Many Iranians migrated to Bengal throughout history in search of employment as well as to propagate Islam. Baba Kotwal Isfahani was among the first recorded Iranians to migrate from the Khwarazmian Empire to Bengal in 1204, arriving as an acquaintance of the Turco-Persian military ruler Bakhtiyar Khalji during his conquest of the region.

The Bengal Sultanate was a stronghold for Iranian immigrants. With Persian as an official language, Bengal witnessed an influx of Persian scholars, lawyers, teachers and clerics. During the reign of Ghiyasuddin Azam Shah, Sonargaon became an important centre of Persian literature, with many publications of prose and poetry. Described as the "golden age of Persian literature in Bengal", its stature is illustrated by the Sultan's correspondence with Persian poet Hafez. When the Sultan invited Hafez to complete an incomplete ghazal by the ruler, the poet responded by acknowledging the grandeur of the Sultan's court and the literary quality of Bengali-Persian poetry.

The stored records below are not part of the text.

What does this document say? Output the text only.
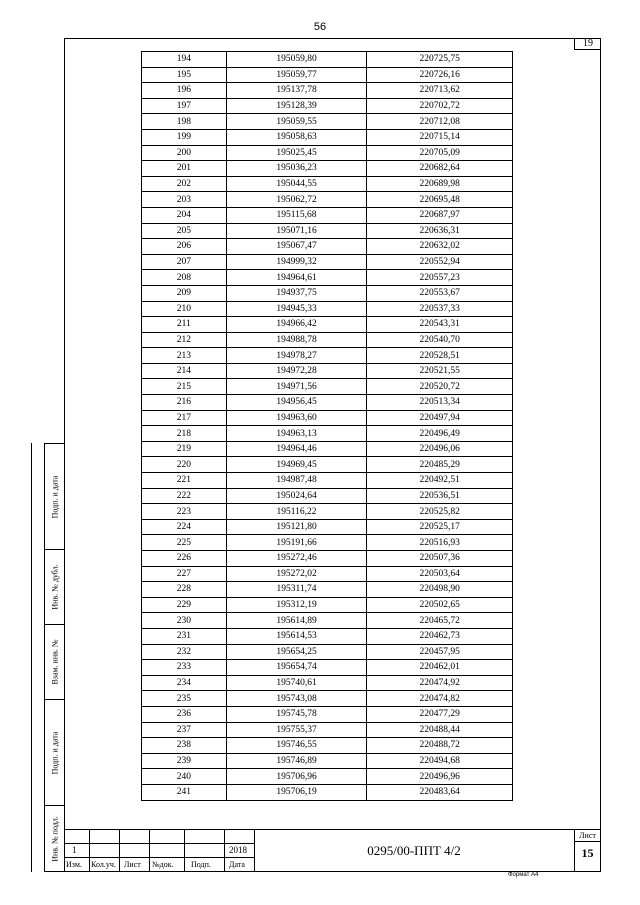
56
19
194	195059,80	220725,75
195	195059,77	220726,16
196	195137,78	220713,62
197	195128,39	220702,72
198	195059,55	220712,08
199	195058,63	220715,14
200	195025,45	220705,09
201	195036,23	220682,64
202	195044,55	220689,98
203	195062,72	220695,48
204	195115,68	220687,97
205	195071,16	220636,31
206	195067,47	220632,02
207	194999,32	220552,94
208	194964,61	220557,23
209	194937,75	220553,67
210	194945,33	220537,33
211	194966,42	220543,31
212	194988,78	220540,70
213	194978,27	220528,51
214	194972,28	220521,55
215	194971,56	220520,72
216	194956,45	220513,34
217	194963,60	220497,94
218	194963,13	220496,49
219	194964,46	220496,06
220	194969,45	220485,29
221	194987,48	220492,51
222	195024,64	220536,51
223	195116,22	220525,82
224	195121,80	220525,17
225	195191,66	220516,93
226	195272,46	220507,36
227	195272,02	220503,64
228	195311,74	220498,90
229	195312,19	220502,65
230	195614,89	220465,72
231	195614,53	220462,73
232	195654,25	220457,95
233	195654,74	220462,01
234	195740,61	220474,92
235	195743,08	220474,82
236	195745,78	220477,29
237	195755,37	220488,44
238	195746,55	220488,72
239	195746,89	220494,68
240	195706,96	220496,96
241	195706,19	220483,64
Подп. и дата
Инв. № дубл.
Взам. инв. №
Подп. и дата
Инв. № подл. 1	2018
Изм. Кол.уч. Лист №док. Подп. Дата
0295/00-ППТ 4/2
Лист
15
Формат А4
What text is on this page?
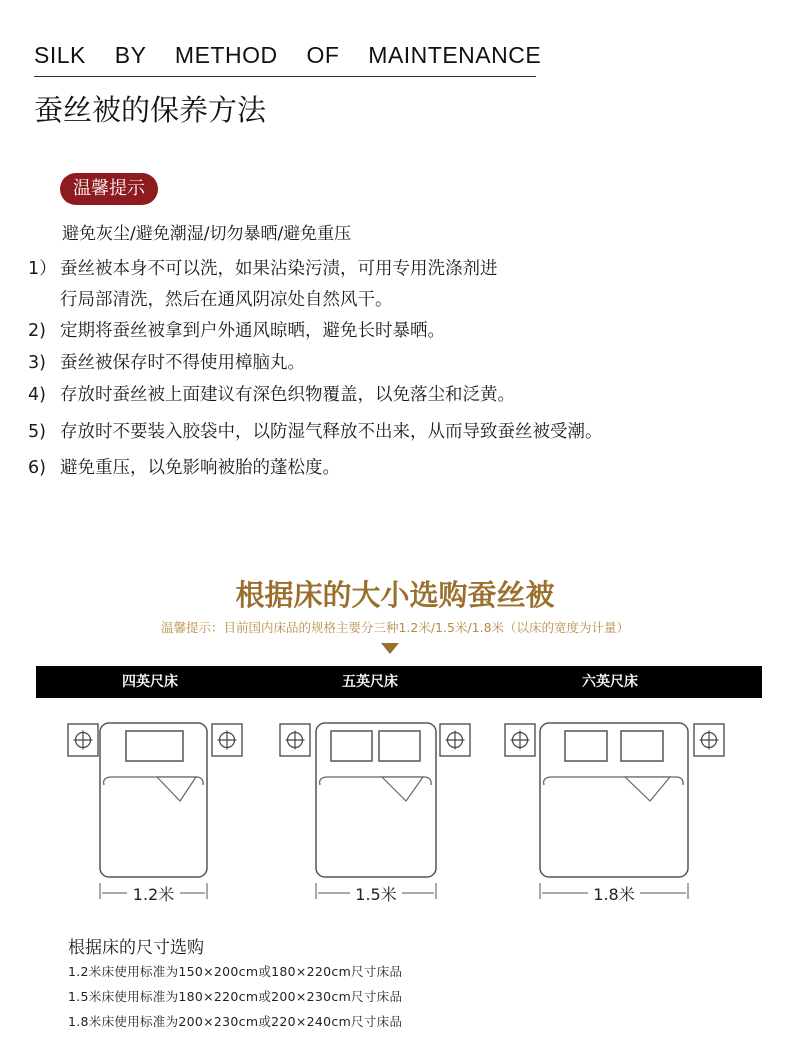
SILK BY METHOD OF MAINTENANCE
蚕丝被的保养方法
温馨提示
避免灰尘/避免潮湿/切勿暴晒/避免重压
1） 蚕丝被本身不可以洗，如果沾染污渍，可用专用洗涤剂进
行局部清洗，然后在通风阴凉处自然风干。
2) 定期将蚕丝被拿到户外通风晾晒，避免长时暴晒。
3) 蚕丝被保存时不得使用樟脑丸。
4) 存放时蚕丝被上面建议有深色织物覆盖，以免落尘和泛黄。
5) 存放时不要装入胶袋中，以防湿气释放不出来，从而导致蚕丝被受潮。
6) 避免重压，以免影响被胎的蓬松度。
根据床的大小选购蚕丝被
温馨提示：目前国内床品的规格主要分三种1.2米/1.5米/1.8米（以床的宽度为计量）
四英尺床	五英尺床	六英尺床
1.2米	1.5米	1.8米
根据床的尺寸选购
1.2米床使用标准为150×200cm或180×220cm尺寸床品
1.5米床使用标准为180×220cm或200×230cm尺寸床品
1.8米床使用标准为200×230cm或220×240cm尺寸床品
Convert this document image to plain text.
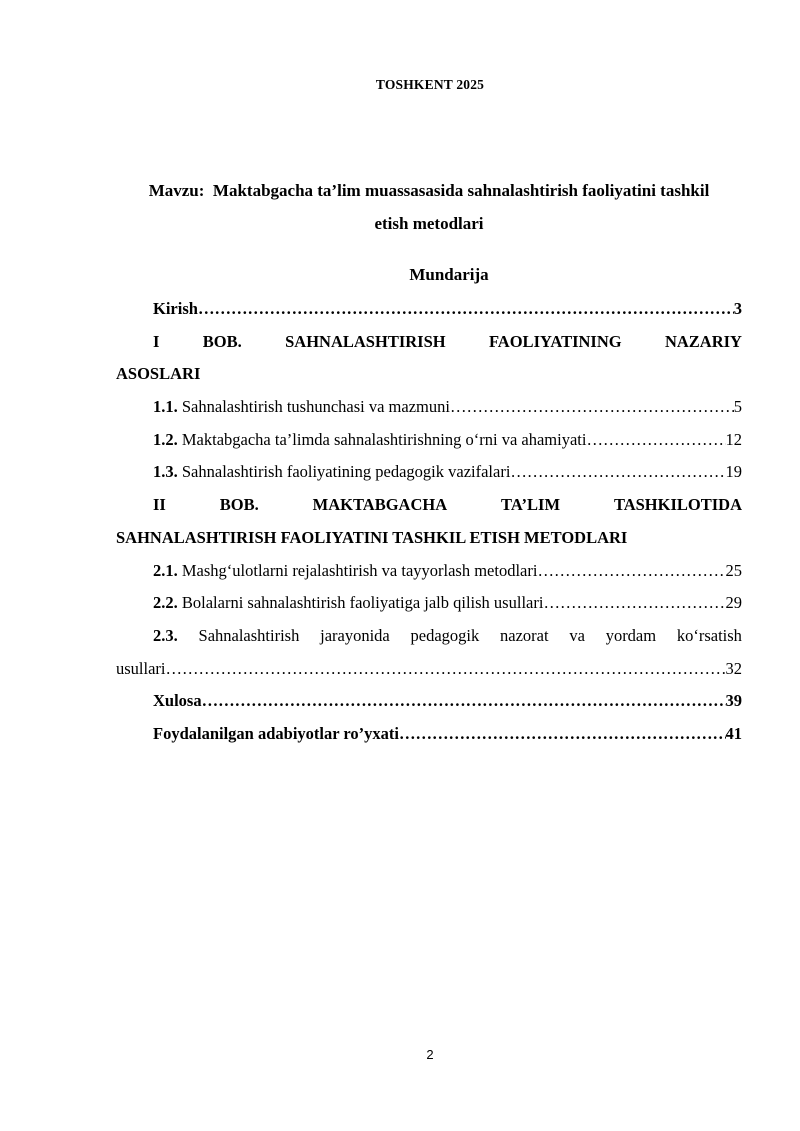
TOSHKENT 2025
Mavzu: Maktabgacha ta’lim muassasasida sahnalashtirish faoliyatini tashkil
etish metodlari
Mundarija
Kirish ……………………………………………………………………………………………………………………………………………………………	3
I	BOB.	SAHNALASHTIRISH	FAOLIYATINING	NAZARIY
ASOSLARI
1.1. Sahnalashtirish tushunchasi va mazmuni ……………………………………………………………………………………………………………………………………………………………	5
1.2. Maktabgacha ta’limda sahnalashtirishning o‘rni va ahamiyati ……………………………………………………………………………………………………………………………………………………………	12
1.3. Sahnalashtirish faoliyatining pedagogik vazifalari ……………………………………………………………………………………………………………………………………………………………	19
II	BOB.	MAKTABGACHA	TA’LIM	TASHKILOTIDA
SAHNALASHTIRISH FAOLIYATINI TASHKIL ETISH METODLARI
2.1. Mashg‘ulotlarni rejalashtirish va tayyorlash metodlari ……………………………………………………………………………………………………………………………………………………………	25
2.2. Bolalarni sahnalashtirish faoliyatiga jalb qilish usullari ……………………………………………………………………………………………………………………………………………………………	29
2.3. Sahnalashtirish jarayonida pedagogik nazorat va yordam ko‘rsatish
usullari ……………………………………………………………………………………………………………………………………………………………	32
Xulosa ……………………………………………………………………………………………………………………………………………………………	39
Foydalanilgan adabiyotlar ro’yxati ……………………………………………………………………………………………………………………………………………………………	41
2
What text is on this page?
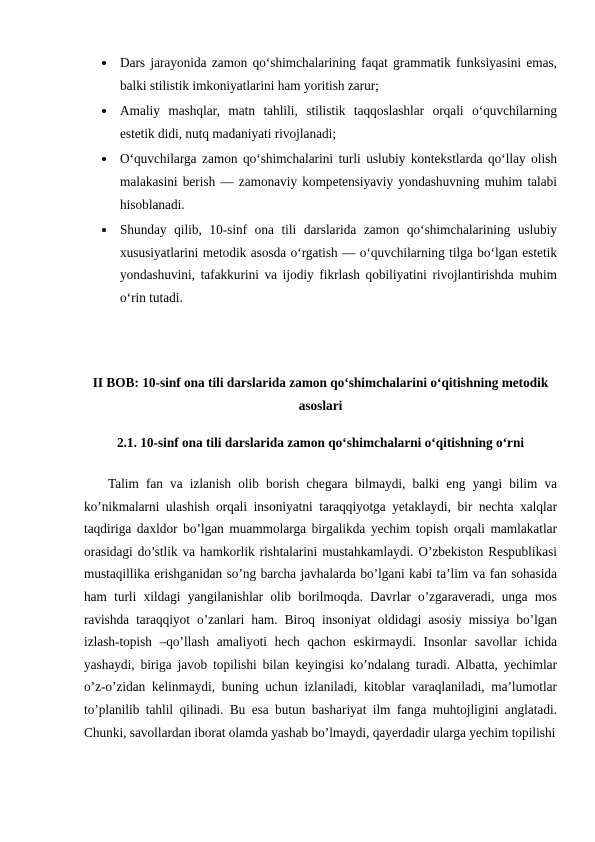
Dars jarayonida zamon qo‘shimchalarining faqat grammatik funksiyasini emas, balki stilistik imkoniyatlarini ham yoritish zarur;
Amaliy mashqlar, matn tahlili, stilistik taqqoslashlar orqali o‘quvchilarning estetik didi, nutq madaniyati rivojlanadi;
O‘quvchilarga zamon qo‘shimchalarini turli uslubiy kontekstlarda qo‘llay olish malakasini berish — zamonaviy kompetensiyaviy yondashuvning muhim talabi hisoblanadi.
Shunday qilib, 10-sinf ona tili darslarida zamon qo‘shimchalarining uslubiy xususiyatlarini metodik asosda o‘rgatish — o‘quvchilarning tilga bo‘lgan estetik yondashuvini, tafakkurini va ijodiy fikrlash qobiliyatini rivojlantirishda muhim o‘rin tutadi.
II BOB: 10-sinf ona tili darslarida zamon qo‘shimchalarini o‘qitishning metodik asoslari
2.1. 10-sinf ona tili darslarida zamon qo‘shimchalarni o‘qitishning o‘rni

Talim fan va izlanish olib borish chegara bilmaydi, balki eng yangi bilim va ko’nikmalarni ulashish orqali insoniyatni taraqqiyotga yetaklaydi, bir nechta xalqlar taqdiriga daxldor bo’lgan muammolarga birgalikda yechim topish orqali mamlakatlar orasidagi do’stlik va hamkorlik rishtalarini mustahkamlaydi. O’zbekiston Respublikasi mustaqillika erishganidan so’ng barcha javhalarda bo’lgani kabi ta’lim va fan sohasida ham turli xildagi yangilanishlar olib borilmoqda. Davrlar o’zgaraveradi, unga mos ravishda taraqqiyot o’zanlari ham. Biroq insoniyat oldidagi asosiy missiya bo’lgan izlash-topish –qo’llash amaliyoti hech qachon eskirmaydi. Insonlar savollar ichida yashaydi, biriga javob topilishi bilan keyingisi ko’ndalang turadi. Albatta, yechimlar o’z-o’zidan kelinmaydi, buning uchun izlaniladi, kitoblar varaqlaniladi, ma’lumotlar to’planilib tahlil qilinadi. Bu esa butun bashariyat ilm fanga muhtojligini anglatadi. Chunki, savollardan iborat olamda yashab bo’lmaydi, qayerdadir ularga yechim topilishi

Emperor Shah Rukh of Persia had diplomatic relations with the Sultan of Bengal Jalaluddin Muhammad Shah. Emperor Shah Rukh contributed to ending the 5-year long Bengal–Jaunpur War after pressuring the Sultan of Jaunpur Ibrahim Sharqi to abstain from attacking Bengal "or to take the consequence upon himself. To which the intimation of the Jaunpur ruler was obedient, and desisted from his attacks upon Bengal".

===Modern era===
====Bangladesh Liberation War====
Iran was concerned with the imminent break-up of Pakistan which, it feared, would have caused the state to fractionalise into small pieces, ultimately resulting in Iran's encirclement by rivals. In December 1971, US President Richard Nixon encouraged Iran to send military supplies to Pakistan. After many of the PAF jets being defeated, the PAF aircraft that survived decided to take refuge at Iranian air bases, refusing to continue fighting.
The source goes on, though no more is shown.